La administración de los Estados Unidos ha anunciado este viernes una importante flexibilización en los mecanismos financieros destinados a facilitar la atención de la emergencia derivada de los sismos ocurridos en Venezuela el pasado 24 de junio. La Oficina de Control de Activos Extranjeros (OFAC), adscrita al Departamento del Tesoro, ha determinado que los fondos de socorro podrán transferirse directamente al Gobierno venezolano, permitiendo agilizar la respuesta ante la crisis.
Según la actualización publicada en el portal oficial de la institución, la medida precisa que los fondos destinados a las labores de socorro no estarán obligados a transitar por la Cuenta de Fondos de Depósito de Gobiernos Extranjeros (FGDF), como suele ser requerido bajo el régimen de sanciones habitual. Esta disposición se ampara bajo la Licencia General 60 (LG 60).

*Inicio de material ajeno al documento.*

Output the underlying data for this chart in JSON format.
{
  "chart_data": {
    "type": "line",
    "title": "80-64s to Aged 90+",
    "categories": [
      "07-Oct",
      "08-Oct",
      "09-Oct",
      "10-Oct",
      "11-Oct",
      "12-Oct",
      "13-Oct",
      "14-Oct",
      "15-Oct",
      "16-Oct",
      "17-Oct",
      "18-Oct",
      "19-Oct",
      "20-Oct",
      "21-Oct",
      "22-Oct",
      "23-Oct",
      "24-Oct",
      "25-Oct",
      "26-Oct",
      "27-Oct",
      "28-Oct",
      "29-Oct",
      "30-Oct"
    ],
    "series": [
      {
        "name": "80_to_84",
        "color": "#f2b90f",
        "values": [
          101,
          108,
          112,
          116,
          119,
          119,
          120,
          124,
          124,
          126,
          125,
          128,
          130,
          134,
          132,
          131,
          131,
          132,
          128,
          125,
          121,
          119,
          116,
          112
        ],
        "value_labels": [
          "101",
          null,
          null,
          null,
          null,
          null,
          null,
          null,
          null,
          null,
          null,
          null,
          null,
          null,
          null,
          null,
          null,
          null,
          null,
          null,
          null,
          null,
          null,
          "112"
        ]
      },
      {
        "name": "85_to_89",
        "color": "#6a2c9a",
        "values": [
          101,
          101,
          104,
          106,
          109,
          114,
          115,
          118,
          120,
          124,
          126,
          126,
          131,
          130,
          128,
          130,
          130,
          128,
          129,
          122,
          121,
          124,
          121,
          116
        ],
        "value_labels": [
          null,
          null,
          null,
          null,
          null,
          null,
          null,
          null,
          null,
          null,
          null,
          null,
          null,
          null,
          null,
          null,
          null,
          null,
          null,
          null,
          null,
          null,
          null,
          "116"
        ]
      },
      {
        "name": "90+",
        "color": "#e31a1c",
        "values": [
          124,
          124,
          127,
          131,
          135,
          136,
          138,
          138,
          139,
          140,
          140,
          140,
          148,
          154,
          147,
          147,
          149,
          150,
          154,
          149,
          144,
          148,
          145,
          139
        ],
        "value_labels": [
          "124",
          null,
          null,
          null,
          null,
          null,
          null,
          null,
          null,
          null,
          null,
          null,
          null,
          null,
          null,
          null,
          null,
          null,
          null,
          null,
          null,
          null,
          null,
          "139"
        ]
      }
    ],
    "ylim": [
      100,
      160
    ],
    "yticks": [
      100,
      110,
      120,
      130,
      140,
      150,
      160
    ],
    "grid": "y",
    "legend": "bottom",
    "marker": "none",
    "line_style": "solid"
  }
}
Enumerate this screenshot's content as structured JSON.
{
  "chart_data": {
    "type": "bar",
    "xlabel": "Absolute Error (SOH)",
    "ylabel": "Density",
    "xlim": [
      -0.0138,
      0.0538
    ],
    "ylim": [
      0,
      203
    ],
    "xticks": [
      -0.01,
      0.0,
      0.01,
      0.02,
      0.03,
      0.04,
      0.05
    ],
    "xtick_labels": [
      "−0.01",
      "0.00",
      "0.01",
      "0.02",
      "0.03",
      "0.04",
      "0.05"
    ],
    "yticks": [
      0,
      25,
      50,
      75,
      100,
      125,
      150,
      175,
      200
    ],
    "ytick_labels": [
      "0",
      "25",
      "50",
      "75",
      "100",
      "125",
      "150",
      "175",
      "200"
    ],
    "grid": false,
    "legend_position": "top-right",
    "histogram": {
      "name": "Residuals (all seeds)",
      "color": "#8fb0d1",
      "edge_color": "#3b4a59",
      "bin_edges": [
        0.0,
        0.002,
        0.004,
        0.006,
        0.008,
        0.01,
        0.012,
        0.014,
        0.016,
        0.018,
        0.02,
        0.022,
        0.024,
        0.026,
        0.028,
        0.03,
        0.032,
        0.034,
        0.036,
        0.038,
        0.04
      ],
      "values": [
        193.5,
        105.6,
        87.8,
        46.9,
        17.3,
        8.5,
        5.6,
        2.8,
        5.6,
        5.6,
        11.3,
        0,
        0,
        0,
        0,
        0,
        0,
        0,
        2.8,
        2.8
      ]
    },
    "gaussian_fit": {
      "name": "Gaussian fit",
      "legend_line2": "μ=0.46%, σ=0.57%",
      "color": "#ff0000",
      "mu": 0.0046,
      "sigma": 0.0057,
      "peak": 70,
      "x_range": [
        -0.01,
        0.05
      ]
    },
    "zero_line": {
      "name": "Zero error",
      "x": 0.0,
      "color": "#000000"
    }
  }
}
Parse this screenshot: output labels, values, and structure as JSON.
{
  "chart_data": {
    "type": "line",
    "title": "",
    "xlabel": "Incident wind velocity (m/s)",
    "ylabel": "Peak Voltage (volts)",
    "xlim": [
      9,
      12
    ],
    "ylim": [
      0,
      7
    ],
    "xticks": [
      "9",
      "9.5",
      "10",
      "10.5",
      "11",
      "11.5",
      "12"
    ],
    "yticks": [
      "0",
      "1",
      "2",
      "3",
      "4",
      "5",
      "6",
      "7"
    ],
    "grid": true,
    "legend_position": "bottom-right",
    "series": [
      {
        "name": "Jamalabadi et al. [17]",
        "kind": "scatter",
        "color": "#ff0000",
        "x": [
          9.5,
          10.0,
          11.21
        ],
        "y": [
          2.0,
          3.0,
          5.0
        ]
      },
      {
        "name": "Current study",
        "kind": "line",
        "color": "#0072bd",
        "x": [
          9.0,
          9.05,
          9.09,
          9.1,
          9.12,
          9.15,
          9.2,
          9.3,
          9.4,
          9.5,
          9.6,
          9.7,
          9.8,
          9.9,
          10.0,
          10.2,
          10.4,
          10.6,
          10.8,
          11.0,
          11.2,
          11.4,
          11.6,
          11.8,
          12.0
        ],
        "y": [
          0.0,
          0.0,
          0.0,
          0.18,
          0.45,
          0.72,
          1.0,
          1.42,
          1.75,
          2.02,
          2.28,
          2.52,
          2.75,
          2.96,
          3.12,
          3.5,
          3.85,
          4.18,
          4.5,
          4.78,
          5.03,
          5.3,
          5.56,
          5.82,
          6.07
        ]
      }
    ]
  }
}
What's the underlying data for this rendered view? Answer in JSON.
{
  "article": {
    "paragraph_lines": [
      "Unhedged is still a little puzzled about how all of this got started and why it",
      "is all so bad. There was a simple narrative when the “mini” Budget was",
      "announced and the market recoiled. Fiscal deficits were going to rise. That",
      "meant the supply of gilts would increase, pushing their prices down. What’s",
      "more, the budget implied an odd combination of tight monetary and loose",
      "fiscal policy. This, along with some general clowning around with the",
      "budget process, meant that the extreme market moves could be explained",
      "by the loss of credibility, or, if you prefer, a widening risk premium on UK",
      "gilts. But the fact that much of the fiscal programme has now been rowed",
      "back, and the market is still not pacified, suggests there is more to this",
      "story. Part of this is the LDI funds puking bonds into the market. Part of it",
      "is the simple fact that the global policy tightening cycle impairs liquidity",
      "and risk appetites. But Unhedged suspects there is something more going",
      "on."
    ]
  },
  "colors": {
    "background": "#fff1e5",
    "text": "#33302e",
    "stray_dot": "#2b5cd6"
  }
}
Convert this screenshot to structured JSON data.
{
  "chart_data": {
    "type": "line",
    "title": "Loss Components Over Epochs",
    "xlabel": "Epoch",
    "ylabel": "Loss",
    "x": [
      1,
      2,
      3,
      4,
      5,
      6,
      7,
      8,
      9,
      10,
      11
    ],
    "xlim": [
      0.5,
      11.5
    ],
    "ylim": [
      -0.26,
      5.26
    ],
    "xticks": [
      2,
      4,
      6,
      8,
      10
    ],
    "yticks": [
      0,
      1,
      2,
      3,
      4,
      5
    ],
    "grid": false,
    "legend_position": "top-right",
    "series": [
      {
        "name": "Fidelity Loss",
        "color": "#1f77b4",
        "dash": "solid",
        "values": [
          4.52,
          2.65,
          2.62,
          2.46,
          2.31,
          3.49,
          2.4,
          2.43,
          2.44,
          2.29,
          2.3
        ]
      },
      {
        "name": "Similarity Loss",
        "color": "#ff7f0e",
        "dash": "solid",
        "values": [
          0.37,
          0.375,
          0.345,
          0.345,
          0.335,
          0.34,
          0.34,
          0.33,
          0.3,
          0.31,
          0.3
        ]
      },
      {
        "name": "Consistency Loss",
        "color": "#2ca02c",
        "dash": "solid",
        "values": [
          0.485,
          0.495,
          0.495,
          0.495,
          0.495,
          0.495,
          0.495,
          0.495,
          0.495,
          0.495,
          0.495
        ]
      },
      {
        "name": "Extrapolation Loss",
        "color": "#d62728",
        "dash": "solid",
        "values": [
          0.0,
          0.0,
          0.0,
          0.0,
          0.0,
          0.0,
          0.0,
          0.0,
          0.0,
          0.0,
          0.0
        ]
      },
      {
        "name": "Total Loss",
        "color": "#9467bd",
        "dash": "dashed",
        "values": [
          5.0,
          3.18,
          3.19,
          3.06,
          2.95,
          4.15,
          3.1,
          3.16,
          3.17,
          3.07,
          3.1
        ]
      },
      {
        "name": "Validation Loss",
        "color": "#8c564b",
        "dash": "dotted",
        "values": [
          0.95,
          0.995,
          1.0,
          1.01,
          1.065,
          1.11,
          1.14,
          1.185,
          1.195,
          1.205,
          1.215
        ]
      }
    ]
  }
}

«Esto incluye el pago de impuestos, peajes y tasas al Gobierno de Venezuela vinculados a dichas labores de socorro. Los pagos relacionados con el socorro tras el terremoto autorizados por la LG 60 no tienen que efectuarse en la FGDF», señaló el organismo estadounidense.
La OFAC ha enfatizado que este alivio financiero posee un carácter estrictamente limitado y temporal, manteniéndose vigente únicamente hasta la medianoche del 23 de octubre de 2026. La medida también faculta a las instituciones financieras y transmisores de dinero registrados en EE.UU. para procesar fondos de terceros países que apoyen directamente estas transacciones autorizadas.
Es importante destacar que esta flexibilización no representa un levantamiento de las sanciones vigentes. La resolución es explícita al indicar que no autoriza el desbloqueo de activos sancionados ni faculta actividades prohibidas por otros decretos ejecutivos. Los actores involucrados continúan sujetos al marco legal estadounidense, debiendo asegurar que las operaciones cumplan con todas las leyes federales aplicables.